Bilim insanları, Dünya’ya yaklaşık her altı yılda bir yaklaşan Bennu adlı asteroitten alınan örneklerde, yaşam için temel amino asitlerden biri olan triptofanın varlığına dair güçlü kanıt tespit etti.
Keşif, NASA’nın 2020 yılında Bennu yüzeyine iniş yaparak 121,6 gram kaya ve toz örneği topladığı OSIRIS-REx görevinin dönüşünde getirilen materyaller üzerinde yapılan analizlerle ortaya çıktı. Bu örneklerin küçük bir bölümü dünya genelindeki araştırmacılara dağıtılmış durumda.
Güneş Sisteminin erken dönemine ışık tutuyor
Bennu’nun bileşiminin, Güneş sisteminin erken dönemine ait kimyasal özellikler taşıması, yaşamın başlangıcına ilişkin önemli ipuçları sunuyor. Daha önce yapılan incelemelerde, Dünya’daki canlılarda bulunan 20 amino asidin 14’ü ile DNA ve RNA’nın yapı taşları olan beş nükleobaz tespit edilmişti.
Yeni analizle birlikte, triptofanın da eklenmesiyle protein yapıcı amino asitlerin sayısı 20 üzerinden 15’e yükseldi. NASA Goddard Uzay Uçuş Merkezi’nden astro-kimyager José Aponte, bu bulguyu “şimdiye kadar hiçbir meteorda veya uzay örneğinde görülmemiş önemli bir gelişme” olarak değerlendirdi.

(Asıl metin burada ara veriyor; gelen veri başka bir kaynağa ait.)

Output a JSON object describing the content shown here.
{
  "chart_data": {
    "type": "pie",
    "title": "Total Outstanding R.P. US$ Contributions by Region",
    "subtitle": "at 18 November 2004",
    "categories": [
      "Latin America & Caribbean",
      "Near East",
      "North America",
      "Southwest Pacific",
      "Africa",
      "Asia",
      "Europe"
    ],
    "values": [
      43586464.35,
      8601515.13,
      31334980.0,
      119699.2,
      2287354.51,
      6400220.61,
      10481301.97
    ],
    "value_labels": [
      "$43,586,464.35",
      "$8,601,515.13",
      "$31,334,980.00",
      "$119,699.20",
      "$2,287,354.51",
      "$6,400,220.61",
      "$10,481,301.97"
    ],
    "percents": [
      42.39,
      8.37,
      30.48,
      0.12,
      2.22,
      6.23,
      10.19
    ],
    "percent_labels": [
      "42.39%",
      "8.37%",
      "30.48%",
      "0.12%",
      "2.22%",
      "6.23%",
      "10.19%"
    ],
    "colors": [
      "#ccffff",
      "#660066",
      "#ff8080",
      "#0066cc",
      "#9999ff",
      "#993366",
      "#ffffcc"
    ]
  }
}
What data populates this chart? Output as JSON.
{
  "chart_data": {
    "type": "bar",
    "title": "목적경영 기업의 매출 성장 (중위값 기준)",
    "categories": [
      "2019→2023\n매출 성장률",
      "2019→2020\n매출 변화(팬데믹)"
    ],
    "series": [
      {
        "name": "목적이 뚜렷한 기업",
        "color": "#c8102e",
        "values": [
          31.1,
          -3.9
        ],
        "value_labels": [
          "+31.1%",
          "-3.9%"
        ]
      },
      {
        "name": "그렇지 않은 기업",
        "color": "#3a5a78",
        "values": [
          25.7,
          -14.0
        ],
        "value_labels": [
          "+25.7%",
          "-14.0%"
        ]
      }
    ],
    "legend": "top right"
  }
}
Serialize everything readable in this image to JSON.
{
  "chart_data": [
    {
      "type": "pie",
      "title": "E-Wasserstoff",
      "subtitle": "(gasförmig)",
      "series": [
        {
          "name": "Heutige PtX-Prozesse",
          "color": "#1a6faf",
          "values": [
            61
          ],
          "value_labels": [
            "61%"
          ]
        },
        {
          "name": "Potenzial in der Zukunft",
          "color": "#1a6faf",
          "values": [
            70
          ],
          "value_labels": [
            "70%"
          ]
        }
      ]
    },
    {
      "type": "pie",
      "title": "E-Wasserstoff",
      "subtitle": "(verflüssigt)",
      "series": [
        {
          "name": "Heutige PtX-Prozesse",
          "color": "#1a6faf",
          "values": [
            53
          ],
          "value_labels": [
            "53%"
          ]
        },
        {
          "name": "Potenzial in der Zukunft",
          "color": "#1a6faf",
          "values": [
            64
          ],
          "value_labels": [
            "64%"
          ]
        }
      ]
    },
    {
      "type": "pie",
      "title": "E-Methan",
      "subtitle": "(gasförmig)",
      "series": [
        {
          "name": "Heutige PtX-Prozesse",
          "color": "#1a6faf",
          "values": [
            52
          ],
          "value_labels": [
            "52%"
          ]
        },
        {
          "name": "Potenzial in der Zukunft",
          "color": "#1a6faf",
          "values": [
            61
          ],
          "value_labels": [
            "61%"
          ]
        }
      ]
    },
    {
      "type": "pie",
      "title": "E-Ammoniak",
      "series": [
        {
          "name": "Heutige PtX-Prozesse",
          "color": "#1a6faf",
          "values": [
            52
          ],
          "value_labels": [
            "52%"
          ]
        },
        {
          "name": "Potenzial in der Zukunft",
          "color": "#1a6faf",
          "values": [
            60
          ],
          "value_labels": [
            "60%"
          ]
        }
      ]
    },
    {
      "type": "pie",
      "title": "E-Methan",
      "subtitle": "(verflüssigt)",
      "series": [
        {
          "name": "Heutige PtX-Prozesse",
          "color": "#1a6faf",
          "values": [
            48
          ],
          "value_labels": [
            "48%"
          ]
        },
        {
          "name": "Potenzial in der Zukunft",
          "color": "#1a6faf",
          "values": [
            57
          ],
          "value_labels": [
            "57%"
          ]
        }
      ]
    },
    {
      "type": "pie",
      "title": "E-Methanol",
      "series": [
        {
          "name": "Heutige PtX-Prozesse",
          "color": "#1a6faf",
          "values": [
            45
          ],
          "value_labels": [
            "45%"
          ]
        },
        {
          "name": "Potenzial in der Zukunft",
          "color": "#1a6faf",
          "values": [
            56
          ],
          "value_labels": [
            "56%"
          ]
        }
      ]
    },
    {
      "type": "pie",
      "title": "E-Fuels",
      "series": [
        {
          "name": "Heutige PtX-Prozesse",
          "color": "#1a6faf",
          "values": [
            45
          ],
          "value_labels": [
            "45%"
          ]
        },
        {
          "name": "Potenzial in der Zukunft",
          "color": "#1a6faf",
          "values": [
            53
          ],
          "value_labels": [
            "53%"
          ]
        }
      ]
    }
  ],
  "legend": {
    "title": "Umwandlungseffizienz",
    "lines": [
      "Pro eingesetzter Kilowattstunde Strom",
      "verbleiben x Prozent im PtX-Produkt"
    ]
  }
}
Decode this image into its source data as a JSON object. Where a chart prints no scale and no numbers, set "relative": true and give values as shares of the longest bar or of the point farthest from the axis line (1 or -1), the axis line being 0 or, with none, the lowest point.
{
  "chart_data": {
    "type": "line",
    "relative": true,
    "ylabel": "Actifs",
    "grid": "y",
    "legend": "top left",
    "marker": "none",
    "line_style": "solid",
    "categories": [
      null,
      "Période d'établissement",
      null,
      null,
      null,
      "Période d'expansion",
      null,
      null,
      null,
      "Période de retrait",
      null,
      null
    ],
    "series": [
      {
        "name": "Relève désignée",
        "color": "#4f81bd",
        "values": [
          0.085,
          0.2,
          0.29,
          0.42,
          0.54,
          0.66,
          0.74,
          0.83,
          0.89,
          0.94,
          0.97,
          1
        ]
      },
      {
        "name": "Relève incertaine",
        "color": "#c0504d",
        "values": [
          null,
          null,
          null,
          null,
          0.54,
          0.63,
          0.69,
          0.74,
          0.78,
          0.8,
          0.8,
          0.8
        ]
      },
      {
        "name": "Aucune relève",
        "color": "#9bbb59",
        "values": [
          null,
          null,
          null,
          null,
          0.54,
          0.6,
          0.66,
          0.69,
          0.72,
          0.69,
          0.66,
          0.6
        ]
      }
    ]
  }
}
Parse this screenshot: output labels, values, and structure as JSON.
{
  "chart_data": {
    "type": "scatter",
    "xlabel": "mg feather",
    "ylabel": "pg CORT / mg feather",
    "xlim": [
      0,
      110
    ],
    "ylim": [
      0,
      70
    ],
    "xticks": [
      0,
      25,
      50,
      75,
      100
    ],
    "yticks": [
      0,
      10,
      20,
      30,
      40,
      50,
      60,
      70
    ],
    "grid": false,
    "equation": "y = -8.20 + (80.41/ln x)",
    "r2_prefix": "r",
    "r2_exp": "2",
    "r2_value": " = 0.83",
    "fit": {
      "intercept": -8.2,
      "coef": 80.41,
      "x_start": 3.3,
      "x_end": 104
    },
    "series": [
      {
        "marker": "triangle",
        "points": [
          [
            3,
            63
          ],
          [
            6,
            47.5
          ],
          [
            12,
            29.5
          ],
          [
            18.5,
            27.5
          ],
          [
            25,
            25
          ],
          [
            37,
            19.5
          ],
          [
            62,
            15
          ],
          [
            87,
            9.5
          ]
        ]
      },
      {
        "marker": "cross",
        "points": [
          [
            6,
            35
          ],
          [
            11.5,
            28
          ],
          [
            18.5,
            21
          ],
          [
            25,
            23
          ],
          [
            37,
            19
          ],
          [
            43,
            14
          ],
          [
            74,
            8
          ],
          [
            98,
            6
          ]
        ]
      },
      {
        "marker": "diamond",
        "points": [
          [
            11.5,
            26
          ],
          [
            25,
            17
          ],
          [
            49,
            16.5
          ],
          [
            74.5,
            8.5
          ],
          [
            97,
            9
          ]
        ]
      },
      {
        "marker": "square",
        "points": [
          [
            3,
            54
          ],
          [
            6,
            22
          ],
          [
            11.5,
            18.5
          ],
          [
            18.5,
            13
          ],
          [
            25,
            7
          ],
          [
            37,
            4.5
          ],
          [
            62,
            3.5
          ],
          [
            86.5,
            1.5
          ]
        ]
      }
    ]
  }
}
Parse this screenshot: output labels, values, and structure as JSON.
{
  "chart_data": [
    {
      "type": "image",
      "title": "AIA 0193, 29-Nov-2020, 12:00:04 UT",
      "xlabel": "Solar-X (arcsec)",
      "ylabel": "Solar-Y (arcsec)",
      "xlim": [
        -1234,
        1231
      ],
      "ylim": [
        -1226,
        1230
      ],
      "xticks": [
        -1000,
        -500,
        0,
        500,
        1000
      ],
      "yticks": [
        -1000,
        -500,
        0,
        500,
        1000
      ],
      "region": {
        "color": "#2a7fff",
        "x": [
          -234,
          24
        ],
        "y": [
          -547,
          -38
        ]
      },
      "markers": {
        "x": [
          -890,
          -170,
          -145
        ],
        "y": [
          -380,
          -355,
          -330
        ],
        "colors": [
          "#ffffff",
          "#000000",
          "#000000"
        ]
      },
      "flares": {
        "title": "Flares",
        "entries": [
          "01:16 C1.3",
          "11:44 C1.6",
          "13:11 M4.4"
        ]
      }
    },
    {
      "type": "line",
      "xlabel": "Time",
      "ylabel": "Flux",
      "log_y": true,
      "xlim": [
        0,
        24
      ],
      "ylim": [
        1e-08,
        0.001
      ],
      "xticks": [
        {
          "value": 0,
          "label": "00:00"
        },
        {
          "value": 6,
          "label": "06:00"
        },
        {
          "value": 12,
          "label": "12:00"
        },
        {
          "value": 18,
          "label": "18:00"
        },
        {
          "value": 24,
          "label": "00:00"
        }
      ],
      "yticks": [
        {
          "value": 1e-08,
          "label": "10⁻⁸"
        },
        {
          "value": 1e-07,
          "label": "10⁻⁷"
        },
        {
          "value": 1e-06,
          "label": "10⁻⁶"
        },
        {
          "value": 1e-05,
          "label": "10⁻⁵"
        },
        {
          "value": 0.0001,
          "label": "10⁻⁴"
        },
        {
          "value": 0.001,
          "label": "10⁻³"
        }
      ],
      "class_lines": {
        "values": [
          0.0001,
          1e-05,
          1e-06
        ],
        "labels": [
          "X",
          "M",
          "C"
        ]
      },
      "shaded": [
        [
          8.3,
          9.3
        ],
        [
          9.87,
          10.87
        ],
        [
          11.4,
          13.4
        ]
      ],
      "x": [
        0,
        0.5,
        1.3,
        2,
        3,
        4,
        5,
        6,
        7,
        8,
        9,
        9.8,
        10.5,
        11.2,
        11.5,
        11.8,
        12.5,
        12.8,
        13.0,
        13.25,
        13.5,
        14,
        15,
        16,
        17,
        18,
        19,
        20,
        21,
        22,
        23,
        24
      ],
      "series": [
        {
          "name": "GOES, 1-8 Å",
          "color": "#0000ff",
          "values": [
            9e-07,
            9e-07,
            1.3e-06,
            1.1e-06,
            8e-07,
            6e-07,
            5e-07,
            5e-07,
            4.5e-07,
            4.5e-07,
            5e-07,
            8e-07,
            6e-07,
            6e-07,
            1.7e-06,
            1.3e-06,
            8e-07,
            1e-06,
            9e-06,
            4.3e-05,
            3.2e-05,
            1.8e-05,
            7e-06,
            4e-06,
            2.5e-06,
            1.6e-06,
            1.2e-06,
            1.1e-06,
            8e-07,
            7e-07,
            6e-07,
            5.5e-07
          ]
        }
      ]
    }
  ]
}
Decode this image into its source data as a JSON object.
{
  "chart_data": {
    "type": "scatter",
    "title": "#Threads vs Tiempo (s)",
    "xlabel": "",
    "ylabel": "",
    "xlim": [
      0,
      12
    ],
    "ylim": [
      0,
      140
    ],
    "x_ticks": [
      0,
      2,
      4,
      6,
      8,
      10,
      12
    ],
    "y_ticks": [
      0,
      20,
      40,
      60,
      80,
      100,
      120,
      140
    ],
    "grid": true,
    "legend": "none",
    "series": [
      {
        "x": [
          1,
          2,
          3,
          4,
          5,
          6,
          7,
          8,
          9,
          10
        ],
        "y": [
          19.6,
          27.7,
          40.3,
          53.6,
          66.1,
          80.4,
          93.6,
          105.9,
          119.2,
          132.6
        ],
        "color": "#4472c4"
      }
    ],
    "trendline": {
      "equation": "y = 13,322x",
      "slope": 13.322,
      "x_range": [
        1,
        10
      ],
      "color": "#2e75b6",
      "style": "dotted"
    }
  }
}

Aponte’ye göre, bu keşif yaşamın sadece Dünya’da oluşmadığı, uzayda doğal olarak üretildiği fikrini güçlendiriyor.
Kirlilik şüphesi düşük
NASA araştırmacıları, örneklerin temiz koşullarda toplanmış olması nedeniyle bulgunun Dünya kaynaklı bir kirlenme olasılığının düşük olduğunu belirtiyor. Yeni analiz yalnızca 50 miligramlık örnek üzerinde gerçekleştirildi. Sonuçların kesinleşmesi için daha geniş testlerin yapılması planlanıyor.
Asteroitler yaşamının taşıyıcıları mı?
Uzmanlar, Bennu ve benzeri asteroitlerin yaşamın temel moleküllerini erken Dünya’ya taşımış olabileceğini düşünüyor. Bennu üzerinde amonyak ve çeşitli minerallerin bulunması, organik kimyanın uzayda da doğal olarak gelişebildiğini gösteriyor.
Pennsylvania Eyalet Üniversitesi’nden Kate Freeman, bu durumu şu sözlerle açıkladı:
Çarpma riski de mevcut
Yaklaşık yarım kilometre genişliğinde olan Bennu’nun, 2182 yılında Dünya’ya çarpma olasılığının yüzde 0,037 olduğu belirtiliyor. Bilim insanları, böyle bir çarpmanın küresel iklim üzerinde ‘etki kışı’ yaratabileceği uyarısında bulunuyor.
Zaman Kapsülü
Araştırmacılar, OSIRIS-REx gibi örnek getirme görevlerinin önemine dikkat çekiyor. Dünya atmosferine giren meteoritlerin kimyasal yapılarının değiştiğini belirten uzmanlar, uzaydan doğrudan getirilen örneklerin “benzersiz bir zaman kapsülü” niteliği taşıdığını vurguluyor.
Bu keşif, yaşamın kökenine dair şimdiye kadarki en güçlü ipuçlarından biri olarak değerlendiriliyor. Bilim insanlarına göre sonuçlar, erken Güneş sisteminde gelişen kimyasal süreçlerle bugünkü yaşam arasında doğrudan bir bağ olabileceğini gösteriyor.